Oct. 22, 2014
By Vesna Brajkovic
In the depths of the Roseman Building there’s a school within a school, catering to a set of students who bring a new meaning to the word ‘nontraditional.’
The UW-Whitewater Children’s Center is am accredited year-round school and care center for children three months to six years old.
The center is part of Student Affairs so the staff’s “first priority is serving student families,” Interim Director Erica Scheep said.
Because of this, the rates for student-parents utilizing the services are reduced.
Rates vary depending on the ages of the children and the frequency in which they need to be at the center, but student rates are, on average, around $10 cheaper than those of faculty, staff and community rates.
The student and faculty and staff families make up around 80 percent of the total population of the center, which has an open-door policy for parents.
Although the children’s center is nestled in the center of a University, almost invisible to the hurried students passing by on their way to class, the staff there takes advantage of its place on campus, according to Scheep.
“It’s wonderful,” Scheep said. “It provides so many opportunities for the children to be part of a community. They have classroom community, and they can branch out to the center-wide community they’re a part of – we do collaborations between classrooms and things – and beyond that we have all these wonderful resources in the campus community that we utilize.”
The center has built many partnerships across campus including working with the gymnastics program, Intensive English Institute, undergraduate research projects, America Reads volunteers, Spanish classes for volunteer hours and most intensively with the College of Education.
“[Being on campus] provides for a lot of different opportunities that we wouldn’t have had otherwise,” Scheep said. “We love partnering with all the different groups and ultimately providing unique experiences for our children.”

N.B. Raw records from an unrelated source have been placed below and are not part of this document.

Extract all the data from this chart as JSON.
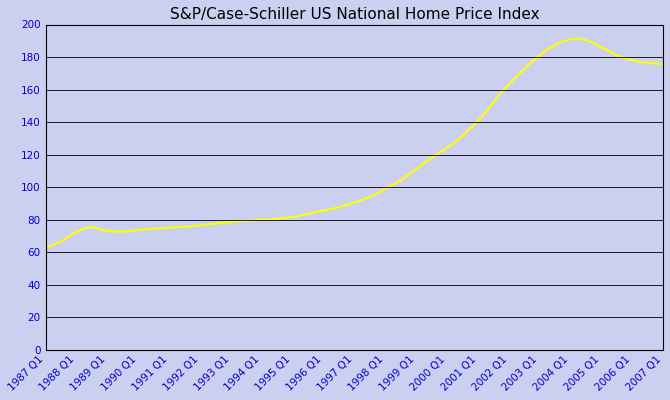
{
  "title": "S&P/Case-Schiller US National Home Price Index",
  "background_color": "#ccd0f0",
  "line_color": "#ffff00",
  "line_width": 1.5,
  "ylim": [
    0,
    200
  ],
  "yticks": [
    0,
    20,
    40,
    60,
    80,
    100,
    120,
    140,
    160,
    180,
    200
  ],
  "x_labels": [
    "1987 Q1",
    "1988 Q1",
    "1989 Q1",
    "1990 Q1",
    "1991 Q1",
    "1992 Q1",
    "1993 Q1",
    "1994 Q1",
    "1995 Q1",
    "1996 Q1",
    "1997 Q1",
    "1998 Q1",
    "1999 Q1",
    "2000 Q1",
    "2001 Q1",
    "2002 Q1",
    "2003 Q1",
    "2004 Q1",
    "2005 Q1",
    "2006 Q1",
    "2007 Q1"
  ],
  "values": [
    63.0,
    64.5,
    66.5,
    69.5,
    72.5,
    74.5,
    75.5,
    74.0,
    73.0,
    72.5,
    72.5,
    73.0,
    73.5,
    74.0,
    74.5,
    74.5,
    75.0,
    75.5,
    75.5,
    76.0,
    76.5,
    77.0,
    77.5,
    78.0,
    78.5,
    79.0,
    79.0,
    79.5,
    80.0,
    80.0,
    80.5,
    81.0,
    81.5,
    82.5,
    83.5,
    84.5,
    85.5,
    86.5,
    87.5,
    89.0,
    90.5,
    92.0,
    94.0,
    96.0,
    99.0,
    101.5,
    104.0,
    107.5,
    111.0,
    114.5,
    118.0,
    121.0,
    124.0,
    127.5,
    131.5,
    136.0,
    140.5,
    146.0,
    152.0,
    158.0,
    163.0,
    168.0,
    172.5,
    177.0,
    181.0,
    184.5,
    187.5,
    189.5,
    191.0,
    191.5,
    190.5,
    188.5,
    186.0,
    183.5,
    181.0,
    179.5,
    178.0,
    177.0,
    176.5,
    176.0,
    175.5
  ],
  "grid_color": "#000000",
  "tick_color": "#0000cc",
  "title_color": "#000000",
  "title_fontsize": 11,
  "tick_label_fontsize": 7.5,
  "axes_linewidth": 0.8
}
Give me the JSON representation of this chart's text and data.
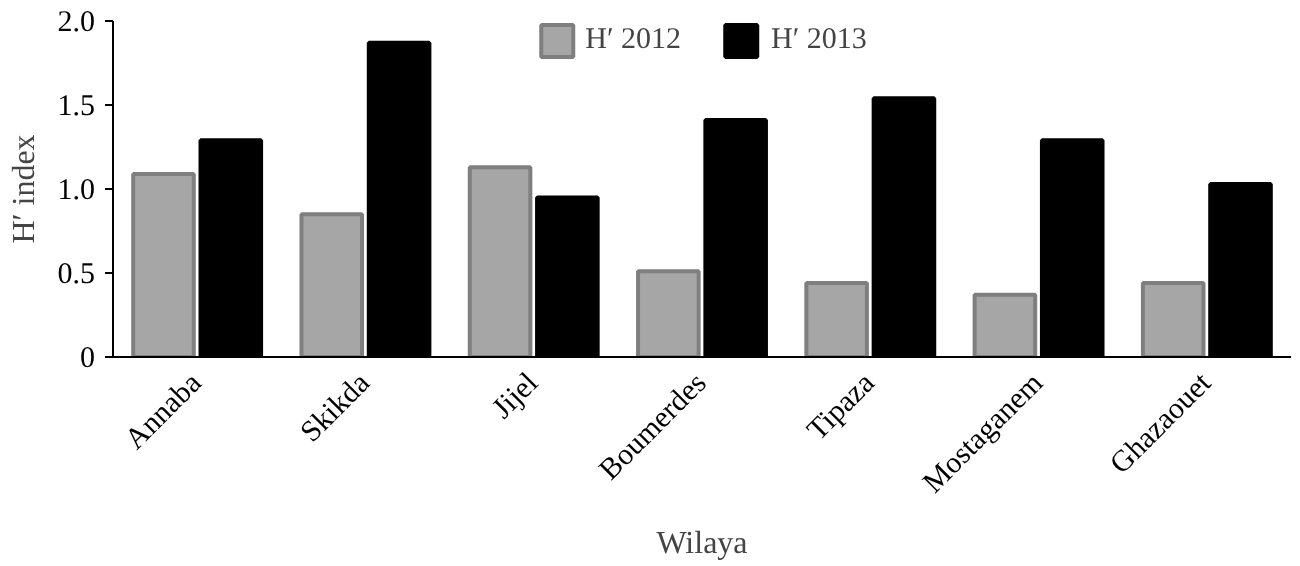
{
  "chart_data": {
    "type": "bar",
    "xlabel": "Wilaya",
    "ylabel": "H′ index",
    "categories": [
      "Annaba",
      "Skikda",
      "Jijel",
      "Boumerdes",
      "Tipaza",
      "Mostaganem",
      "Ghazaouet"
    ],
    "series": [
      {
        "name": "H′ 2012",
        "color": "#a6a6a6",
        "values": [
          1.09,
          0.85,
          1.13,
          0.51,
          0.44,
          0.37,
          0.44
        ]
      },
      {
        "name": "H′ 2013",
        "color": "#000000",
        "values": [
          1.29,
          1.87,
          0.95,
          1.41,
          1.54,
          1.29,
          1.03
        ]
      }
    ],
    "ylim": [
      0,
      2.0
    ],
    "yticks": [
      0,
      {
        "value": 0.5,
        "label": "0.5"
      },
      {
        "value": 1.0,
        "label": "1.0"
      },
      {
        "value": 1.5,
        "label": "1.5"
      },
      {
        "value": 2.0,
        "label": "2.0"
      }
    ],
    "grid": false,
    "legend": "top"
  }
}
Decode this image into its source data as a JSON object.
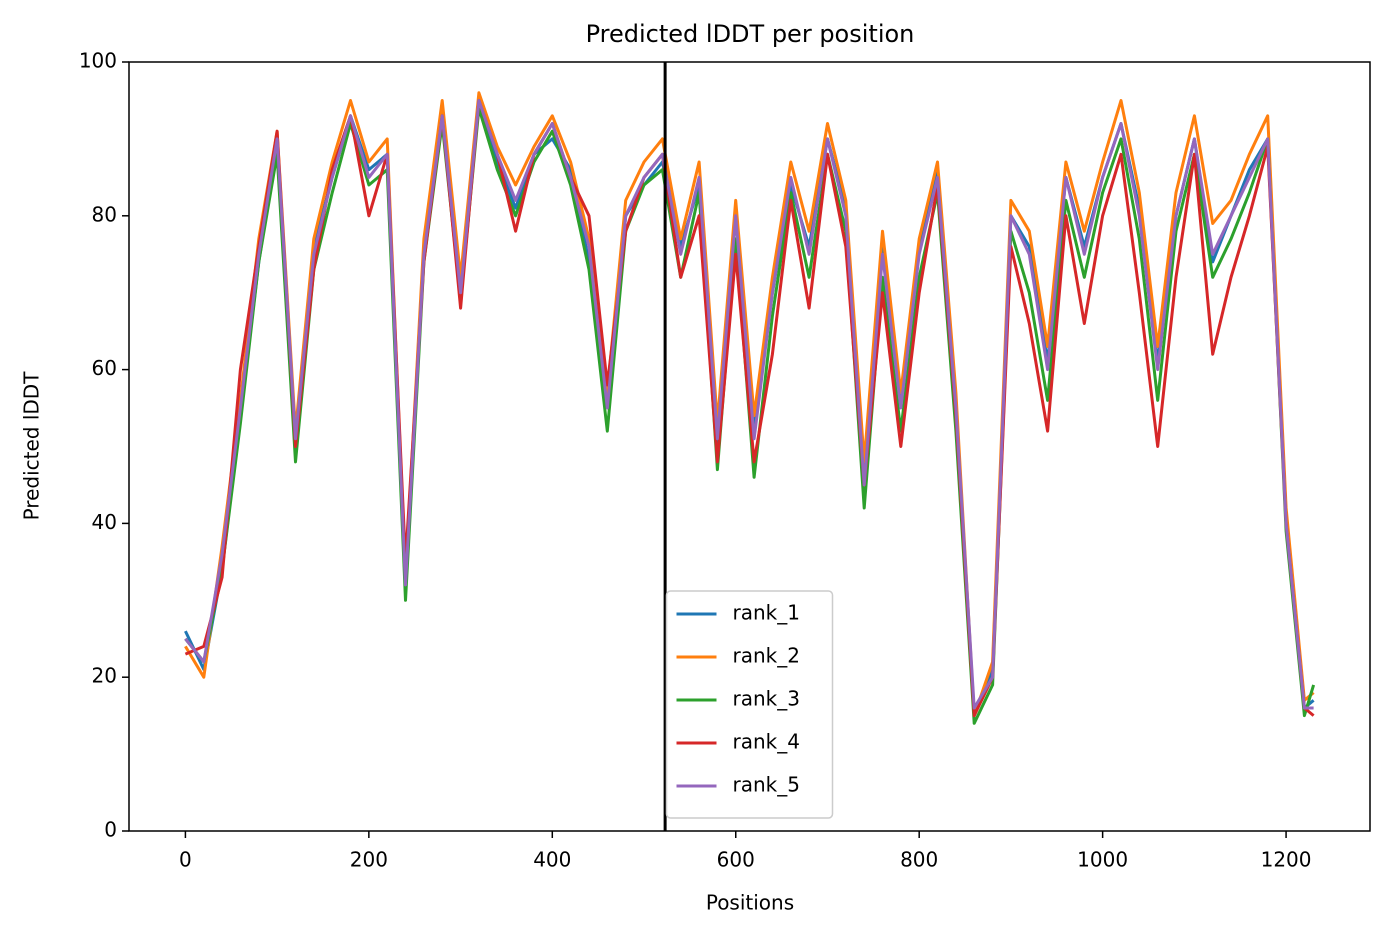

The College of Education uses the center as a “laboratory school” or a place where student studying to become teachers can apply what they’ve learned through their college career.
“It’s very beneficial for us to have teaching assistants who have specific training in the area of early childhood,” Scheep said. “It’s a huge benefit to have them working here with our children.”
Specifically in the Early Childhood and Development program, when the students complete their certification they are able to teach regular and special education from birth to age eight. This program includes a number of field experiences they must go complete.
The UW-W Children’s Center provides a convenient place for students to get that experience, senior teaching assistant and Early Childhood Education major Maija Whitegon said.
“I liked that it was close so that I could work between classes if I wanted to,” Whitegon said. “I could be getting as much experience as I could while in school.”
The children’s center employs around 70 student teaching assistants, according to Scheep.
The children also go on trips and mini-field trips through different parts of the campus.
“I know when we do walks on campus, all the [university] students like seeing the little kids because they don’t always get that chance,” Whitegon said. “And the kids are always really interested in what’s going on around them; they love it.”
Perhaps the most visual aspect of the center is the outdoor play space located in a fenced-in space between Roseman and the University Center.
A few years ago the play space made a switch from a typical playground to a more natural space, which included built-in hills, a sand area and large, loose pieces of branches and logs. These all serve to ignite imagination.
“There was a big shift in our thinking of the outdoor space,” Scheep said. “Before it was more of a playground atmosphere – what you might think of as traditional recess – but what we know about very young children is that the outdoor space in nature provides almost like another classroom for those children. That was the shift, to take down the old playground equipment and create a more natural space.”
The outdoor time is an important part of the learning process, according to Scheep.
“We strongly believe their play is their work, and they’re learning through play,” Scheep said. “We are very much a play-based center.”
Scheep said that the center is “always looking for extra hands.” Students interested in volunteering can fill out an application at www.uww.edu/childrenscenter/electronic-application.
Volunteers must participate in a training program prior to starting in the classrooms, but there are different levels of volunteers/visitors.
The minimum level is putting in less than 15 hours total and doesn’t participate in the full training, with little interaction with the children and are not counted in the mandatory teacher to children ratio.
The next level of volunteers must participate in all the same training that teaching assistants do and are counted in the ratio.
The ratio is according to the National Association of Young Children (NAYEC) standard, which states that infants and toddlers have a maximum group size of eight children, with one teacher for every three children. As the children get older there are more children per teacher allowed.
Achieving the NAYEC standard is more difficult than state licensing because ratios of teachers to children must be lower and teachers must have a higher education level.
Scheep said they always follow this standard, and many times have more staff than that requirement.
The center has been accredited by NAYEC since 1991, is licensed by the Department of Children and Families Division of Early Care, the Education Bureau of Early Care and Regulation and is a five star program under Young Star, according to the Children’s Center website.